The original version of the bill would have made the utilities commission the lead CEQA permitting agency for electrical grid infrastructure projects. The commission would be required to conduct reviews within 270 days, which Garcia’s office says would shave up to two years off the process.

And instead of having other state and local agencies conduct separate CEQA reviews for the entire length of a powerline project, they’d only be obligated to conduct a review for the portion that crosses their jurisdictions. Garcia’s office said that would eliminate up to three years of delays. 

Visitors walk among a field of flowers at Anza-Borrego Desert State Park in San Diego County on March 28, 2024. | Credit: Robert Hanashiro, USA Today Network via Reuters

Garcia told CalMatters after Wednesday’s hearing that while the parties agreed Wednesday to continue to negotiate codifying the settlement, the CEQA provisions were all removed, ending any hope of reforms for the year.

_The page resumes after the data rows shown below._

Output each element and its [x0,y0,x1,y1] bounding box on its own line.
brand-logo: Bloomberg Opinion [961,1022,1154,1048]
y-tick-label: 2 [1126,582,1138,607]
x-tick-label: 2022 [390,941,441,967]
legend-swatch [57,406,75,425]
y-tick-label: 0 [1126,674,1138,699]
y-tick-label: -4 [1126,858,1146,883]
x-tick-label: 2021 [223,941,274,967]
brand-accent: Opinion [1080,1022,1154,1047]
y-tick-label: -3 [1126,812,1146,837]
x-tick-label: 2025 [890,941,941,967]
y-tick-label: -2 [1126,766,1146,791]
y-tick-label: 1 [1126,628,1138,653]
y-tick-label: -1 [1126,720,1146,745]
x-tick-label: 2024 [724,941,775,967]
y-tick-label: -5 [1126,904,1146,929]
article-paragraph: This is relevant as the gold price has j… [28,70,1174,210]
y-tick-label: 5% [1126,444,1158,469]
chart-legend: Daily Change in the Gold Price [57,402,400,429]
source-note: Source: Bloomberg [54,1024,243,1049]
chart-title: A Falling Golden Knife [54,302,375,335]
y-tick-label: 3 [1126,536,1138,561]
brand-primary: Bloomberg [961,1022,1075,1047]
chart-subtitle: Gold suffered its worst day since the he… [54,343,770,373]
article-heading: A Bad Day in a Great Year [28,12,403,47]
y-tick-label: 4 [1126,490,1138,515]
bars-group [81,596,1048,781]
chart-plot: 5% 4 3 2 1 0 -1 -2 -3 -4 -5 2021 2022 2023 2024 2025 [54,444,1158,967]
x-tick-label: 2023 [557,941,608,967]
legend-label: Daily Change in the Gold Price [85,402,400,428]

“It seemed like the position of, ‘Hell no. Not there. Not ever’ set us back,” Garcia said. 

The state’s major utilities companies argued that reforms are critical to meeting the state’s clean-energy goals.

“If we are truly in a climate crisis, then we need to behave as if we are in one,” San Diego Gas & Electric’s Erica Martin told the committee last week. “The existing process for approval to construct electric infrastructure is duplicative, lengthy and costly.”

Those arguments gave the bill momentum before Wednesday’s tense hearing.

It sailed through the Assembly this spring with only one lawmaker, San Ramon Democratic Assemblymember Rebecca Bauer-Kahan, voting “no,” according to the Digital Democracy database. She declined to comment, according to her spokesperson. 

The Senate utilities and energy committee also passed the bill last week without anyone voting against it. The committee’s Democratic chairperson, Sen. Steven Bradford of Inglewood, said his experience working for a utility informed his vote. 

State Sen. Steven Bradford speaks during a Q-and-A session at the State of Black California Tour at Crawford High School in San Diego on June 15, 2024. | Credit: Kristian Carreon for CalMatters

He’s a former public affairs manager for Southern California Edison, and he said he saw environmental groups support an energy project only to be “absolutely opposed” to building the transmission lines. He said he saw the same thing happen to a San Diego Gas & Electric project.

“Both of those projects were delayed almost five years and added billions of dollars to the cost,” Bradford told the committee. “At the same time, we set all these arbitrary goals of when we’re going to have this renewable power, but we’re failing to build the infrastructure that’s necessary to deliver the power where it’s needed.”